Humanity’s subjective will
This kind of technology has already caused some concern. Even though ChatGPT appears to interact smoothly with users, we cannot say that it truly understands human language. In the end, it is only an algorithm to generate sentences that appear to be meaningful. Essentially, it an extremely smart parrot. It also appears to be affected by several bad human habits. It is unwilling to admit its ignorance, and instead frequently attempts to justify its behavior by providing imagined, artificial, and shallow answers. It provides non-identical responses to identical questions without batting an eye. It also seem to currently lack an efficient, built-in mechanism to verify the validity and correctness of its answers, thereby limiting its use. It would be best to avoid asking the AI questions with easily confused right and wrong answers, and instead ask it to design marketing materials or plan a course syllabus (prompts that lack an objective answer) paired with the user’s subjective judgement.

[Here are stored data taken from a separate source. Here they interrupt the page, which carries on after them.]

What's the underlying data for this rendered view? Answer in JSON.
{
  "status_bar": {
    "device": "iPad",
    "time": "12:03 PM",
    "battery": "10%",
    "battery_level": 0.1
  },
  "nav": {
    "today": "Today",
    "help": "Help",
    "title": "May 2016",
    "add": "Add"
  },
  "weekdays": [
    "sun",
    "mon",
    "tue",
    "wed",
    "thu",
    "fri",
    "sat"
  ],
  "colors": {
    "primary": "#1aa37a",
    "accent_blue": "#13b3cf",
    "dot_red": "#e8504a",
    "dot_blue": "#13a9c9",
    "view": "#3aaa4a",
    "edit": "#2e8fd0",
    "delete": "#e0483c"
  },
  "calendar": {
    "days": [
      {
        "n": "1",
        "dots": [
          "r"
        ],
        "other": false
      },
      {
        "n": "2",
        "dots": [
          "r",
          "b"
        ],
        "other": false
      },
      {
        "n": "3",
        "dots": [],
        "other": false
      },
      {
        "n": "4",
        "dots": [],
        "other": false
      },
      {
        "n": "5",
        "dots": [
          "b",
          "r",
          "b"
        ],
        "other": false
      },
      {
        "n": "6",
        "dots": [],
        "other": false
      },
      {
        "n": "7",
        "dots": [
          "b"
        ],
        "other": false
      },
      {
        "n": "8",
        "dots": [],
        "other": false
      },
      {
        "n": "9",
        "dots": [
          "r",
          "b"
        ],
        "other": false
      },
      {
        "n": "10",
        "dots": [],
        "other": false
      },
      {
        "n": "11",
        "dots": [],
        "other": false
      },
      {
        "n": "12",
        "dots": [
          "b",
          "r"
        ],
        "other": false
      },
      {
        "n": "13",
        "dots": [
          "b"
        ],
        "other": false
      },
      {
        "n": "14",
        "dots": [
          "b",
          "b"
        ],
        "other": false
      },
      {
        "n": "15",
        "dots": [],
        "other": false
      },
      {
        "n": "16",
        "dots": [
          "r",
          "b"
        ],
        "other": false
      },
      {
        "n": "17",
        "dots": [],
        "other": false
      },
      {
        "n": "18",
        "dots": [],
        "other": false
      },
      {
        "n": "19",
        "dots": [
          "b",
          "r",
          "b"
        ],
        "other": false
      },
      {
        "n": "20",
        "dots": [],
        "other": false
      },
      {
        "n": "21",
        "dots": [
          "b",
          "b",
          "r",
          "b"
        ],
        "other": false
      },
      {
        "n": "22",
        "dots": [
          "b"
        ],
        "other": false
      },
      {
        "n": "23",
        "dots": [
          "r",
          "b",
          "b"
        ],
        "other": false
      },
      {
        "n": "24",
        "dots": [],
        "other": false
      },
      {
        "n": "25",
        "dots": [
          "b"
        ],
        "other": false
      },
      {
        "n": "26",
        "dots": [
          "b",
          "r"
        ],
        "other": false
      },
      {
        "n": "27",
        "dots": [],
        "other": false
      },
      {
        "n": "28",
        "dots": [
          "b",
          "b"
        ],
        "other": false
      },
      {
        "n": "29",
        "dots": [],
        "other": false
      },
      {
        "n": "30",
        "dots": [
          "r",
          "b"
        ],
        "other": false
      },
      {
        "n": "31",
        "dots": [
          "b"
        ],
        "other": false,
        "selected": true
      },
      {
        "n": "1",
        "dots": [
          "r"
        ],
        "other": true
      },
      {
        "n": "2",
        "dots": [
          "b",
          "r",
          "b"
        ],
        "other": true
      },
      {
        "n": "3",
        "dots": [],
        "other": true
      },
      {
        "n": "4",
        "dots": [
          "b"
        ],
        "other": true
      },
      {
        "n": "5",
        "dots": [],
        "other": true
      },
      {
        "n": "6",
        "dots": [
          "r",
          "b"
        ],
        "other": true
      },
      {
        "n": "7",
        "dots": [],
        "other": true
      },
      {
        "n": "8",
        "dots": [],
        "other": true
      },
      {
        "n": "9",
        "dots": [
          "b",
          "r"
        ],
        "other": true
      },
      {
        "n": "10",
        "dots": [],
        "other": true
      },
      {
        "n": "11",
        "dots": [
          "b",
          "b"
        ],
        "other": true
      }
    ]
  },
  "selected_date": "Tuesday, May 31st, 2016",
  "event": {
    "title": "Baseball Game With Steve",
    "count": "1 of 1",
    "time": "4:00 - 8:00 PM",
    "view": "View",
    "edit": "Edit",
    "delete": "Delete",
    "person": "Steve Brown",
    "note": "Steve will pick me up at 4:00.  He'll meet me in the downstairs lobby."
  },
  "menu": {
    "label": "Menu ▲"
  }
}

Additionally, ChatGPT has moral dimensions. For example, we do not know what information is included in pre-training data, so how can we be sure that the text generation does not conceal biases in training data? Or will an author accidently ask ChatGPT to plagiarize pre-existing material contained in its pre-training data, infringing upon the copyrights of others without even knowing it? Moreover, although ChatGPT has undergone fine-tuning in order to refuse to answer questions that are disruptive or morally offensive to the public, users only need to reword them to receive an answer. For instance, while it will not teach someone how to commit fraud, if you were to ask it to explain methods of defrauding people or to give you examples of fraud under the guise of wanting to avoid it, it would happily comply with detailed answers.
Whatever the case, the rise of ChatGPT makes it clear that the world is rapidly changing. Whether or not we know it, the traditional boundaries of work have been redefined. With the help of generative AI, tasks that previously required a high degree of professional skill can now be completed by anyone. Some technical skills have lost their value, to be replaced by new ones. The financial sector will inevitably be impacted; at the very least, the forms and functions of digital finance, wealth management, customer service, marketing & sales, and risk management are likely to change. Therefore, now is the time to ask ourselves what changes generative AI will bring to the institutions or fields that we are a part of, how it will integrate itself into our lives and work, and what that means for our future.
The author is Deputy Director of the Financial Research Institute at TABF.